Os parágrafos finais de Gracio soam como um castelo no ar:
“Nós
cientistas deveríamos ser capazes de abordar seriamente as questões
fundamentais sobre nosso trabalho: Quais setores da sociedade servem uma agenda
particular de pesquisa? Quais agentes, públicos e privados, espera-se, sejam
beneficiados pelas descobertas antecipadas? Quais setores da sociedade podem
ser prejudicados por elas? Quais poderiam ser os usos incorretos dessas
descobertas? E essas respostas deveriam ir além das observações superficiais
para justificar o financiamento.
“Os
cientistas frequentemente não têm uma visão nítida do grande impacto de sua
pesquisa ou pensam sobre as forças que a modelam. Como tenho ilustrado, os
resultados do seu progresso têm consequências sérias. A ciência é uma força
incrivelmente poderosa que consome uma vasta quantidade de recursos, e aqueles
que fazem essa máquina funcionar precisam ter certeza de que ela está indo numa
boa direção.”
Bem,
então, talvez uma agência governamental “deveria” investigar e escrever um
relatório. Isso é como repetir o velho Princípio Poliana da IBM: “Máquinas
devem funcionar. Pessoas devem pensar.”
A
ciência não “está lá” como uma coisa neutra, robótica. O “método científico”
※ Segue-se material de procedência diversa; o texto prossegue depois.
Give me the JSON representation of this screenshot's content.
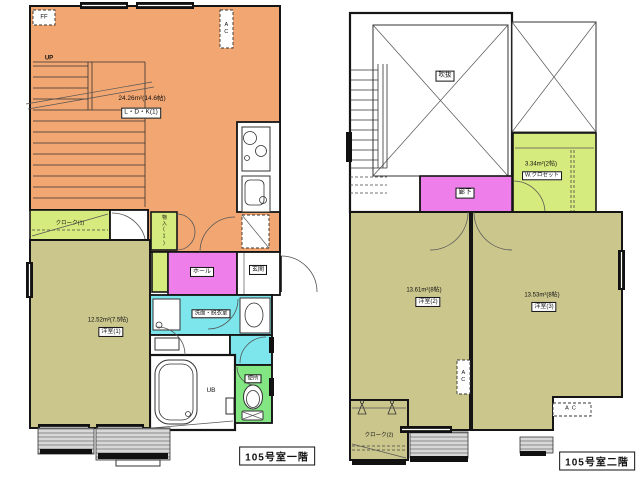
{
  "floor1": {
    "title": "105号室一階",
    "ldk_area": "24.26m²(14.6帖)",
    "ldk_name": "L・D・K(1)",
    "bedroom1_area": "12.52m²(7.5帖)",
    "bedroom1_name": "洋室(1)",
    "cloak1_name": "クローク(1)",
    "storage1_name": "物入(1)",
    "hall_name": "ホール",
    "genkan_name": "玄関",
    "washroom_name": "洗面・脱衣室",
    "toilet_name": "便所",
    "bath_name": "UB",
    "stair_label": "UP",
    "heater_label": "FF",
    "ac_label": "AC"
  },
  "floor2": {
    "title": "105号室二階",
    "void_name": "吹抜",
    "wcloset_area": "3.34m²(2帖)",
    "wcloset_name": "W.クロゼット",
    "corridor_name": "廊下",
    "bedroom2_area": "13.61m²(8帖)",
    "bedroom2_name": "洋室(2)",
    "bedroom3_area": "13.53m²(8帖)",
    "bedroom3_name": "洋室(3)",
    "cloak2_name": "クローク(2)",
    "ac_label": "AC"
  },
  "colors": {
    "ldk": "#F2A772",
    "bedroom": "#CBC68C",
    "closet": "#D6EB7D",
    "hall": "#EE7FEA",
    "washroom": "#7CE6EC",
    "toilet": "#82E682",
    "wall": "#151515"
  }
}
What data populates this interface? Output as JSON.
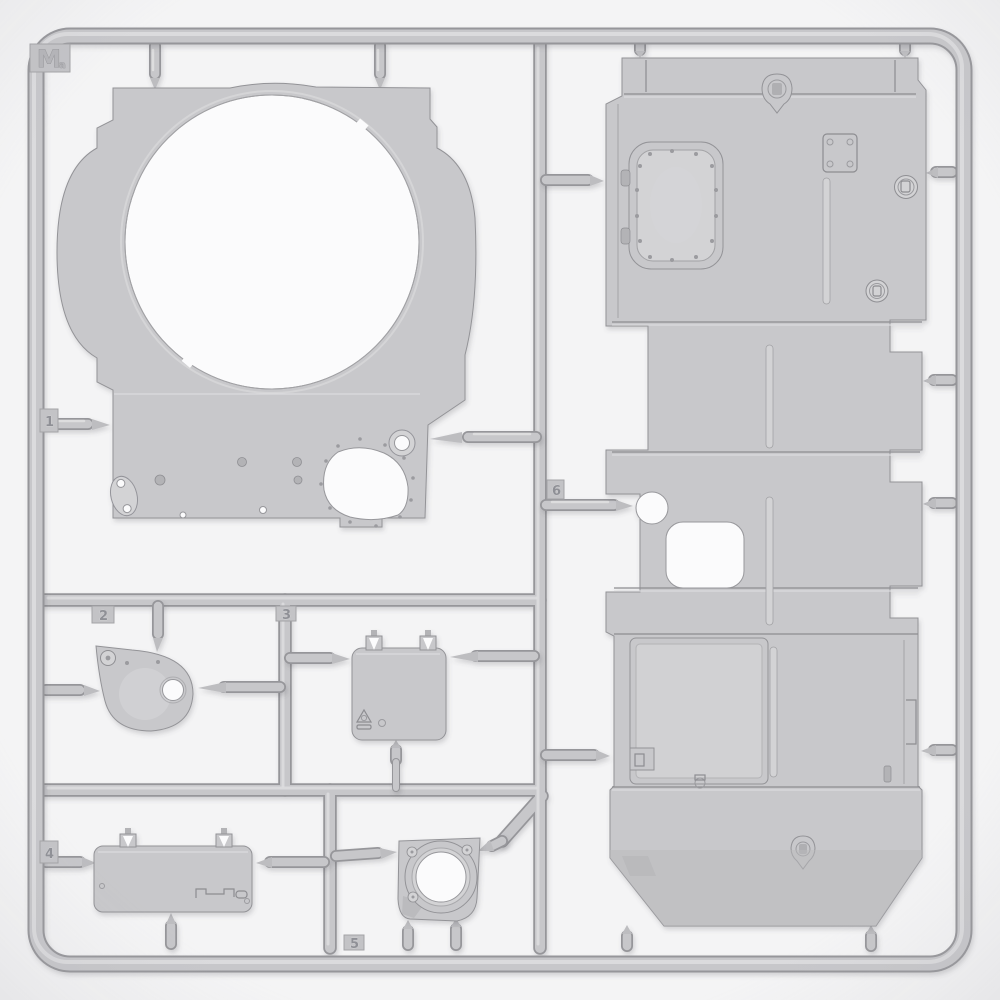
{
  "photo": {
    "subject": "injection-molded plastic model kit sprue with tank hull and turret parts",
    "plastic_color_name": "light gray"
  },
  "sprue": {
    "letter": "M",
    "letter_suffix": "a",
    "part_tabs": [
      {
        "number": "1"
      },
      {
        "number": "2"
      },
      {
        "number": "3"
      },
      {
        "number": "4"
      },
      {
        "number": "5"
      },
      {
        "number": "6"
      }
    ],
    "parts": [
      {
        "id": "1",
        "name": "turret-roof-with-large-ring-opening"
      },
      {
        "id": "2",
        "name": "round-hatch-with-hinge"
      },
      {
        "id": "3",
        "name": "square-hatch-panel"
      },
      {
        "id": "4",
        "name": "rectangular-deck-panel"
      },
      {
        "id": "5",
        "name": "ventilator-housing"
      },
      {
        "id": "6",
        "name": "large-engine-deck-plate"
      }
    ]
  },
  "colors": {
    "background": "#f4f4f5",
    "plastic_base": "#c8c8cb",
    "plastic_shadow": "#96969a",
    "plastic_highlight": "#dddddf",
    "cutout": "#fbfbfc"
  }
}
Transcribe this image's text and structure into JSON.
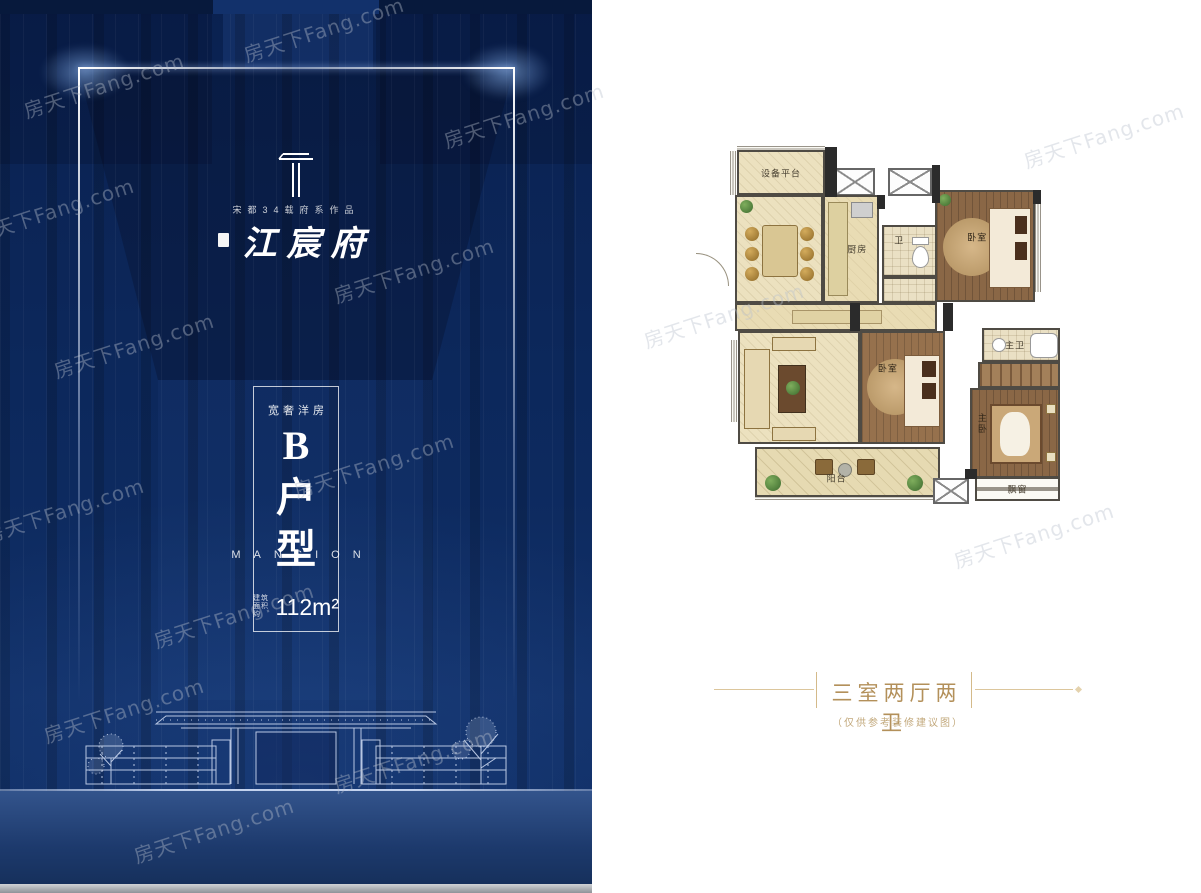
{
  "watermark": {
    "text": "房天下Fang.com"
  },
  "poster": {
    "brand_line": "宋都34载府系作品",
    "project_name": "江宸府",
    "tagline": "宽奢洋房",
    "unit_char_1": "B",
    "unit_char_2": "户",
    "unit_char_3": "型",
    "mansion_label": "MANSION",
    "area_prefix_line1": "建筑",
    "area_prefix_line2": "面积约",
    "area_value": "112m²"
  },
  "floorplan": {
    "rooms": {
      "equipment_platform": "设备平台",
      "kitchen": "厨房",
      "bath": "卫",
      "bedroom_top": "卧室",
      "bedroom_mid": "卧室",
      "master_bedroom": "主卧",
      "master_bath": "主卫",
      "balcony": "阳台",
      "bay_window": "飘窗"
    },
    "title": "三室两厅两卫",
    "note": "（仅供参考装修建议图）"
  },
  "colors": {
    "poster_navy": "#0d2a5f",
    "accent_gold": "#b3905a"
  }
}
(seja lá o que for isso) não é uma máquina que garanta “entrada de dados; saída
de conhecimento”. A ciência é sempre mediada por seres humanos falíveis com
conhecimento imperfeito, propensos a interesses egoístas. O quadro da ciência
que o documentário “Cosmos” e o NCSE tentam
pintar está defeituoso. Nós temos todo o direito de examinar seus financiamentos,
suas agendas e seus preconceitos pessoais – como eles fazem com os nossos.
Em
vez de considerar os “cientistas” como uma espécie à parte do resto da
humanidade falível, devemos olhar a ciência do modo como C. S. Lewis olhou.
Dois comentários perspicazes de Lewis retirados do livro The Magician’s
Twin [Os gêmeos do mágico], de John West, de 2013, valem
a pena ser repetidos, assim que nós continuamos a debater a evolução, promover
o design inteligente, avaliar a
evidência, e explorar as implicações das ideias.
“Estritamente
falando, não há, eu confesso, essa coisa de ‘ciência moderna’. Existem apenas
ciências particulares, todas num estágio de mudança rápida, e algumas vezes
inconsistentes uma com a outra” (Christian
Reflections [1945], p. 82).
“Se
o pensamento popular pensa que a ‘ciência’ seja diferente de todos os outros
tipos de conhecimento porque a ciência é experimentalmente verificável, o
pensamento popular está enganado. A verificação experimental não é um novo tipo
de certeza vindo para suprir as deficiências de mera lógica. Portanto, devemos abandonar
a distinção entre o pensamento científico e o pensamento não científico. A
distinção apropriada é entre pensamento lógico e não lógico” (De Futilitate).
É
onde o debate pode se dar: sobre a lógica. Todavia, a lógica não está mais “lá
fora” do que a ciência; ela é uma filha da integridade e honestidade. Aquelas
virtudes que não saem de um tubo de ensaio, nem podem evoluir. Nós todos
estamos juntos nas Ciências Humanas. Sejamos os humanos mais honestos e lógicos
que possamos ser.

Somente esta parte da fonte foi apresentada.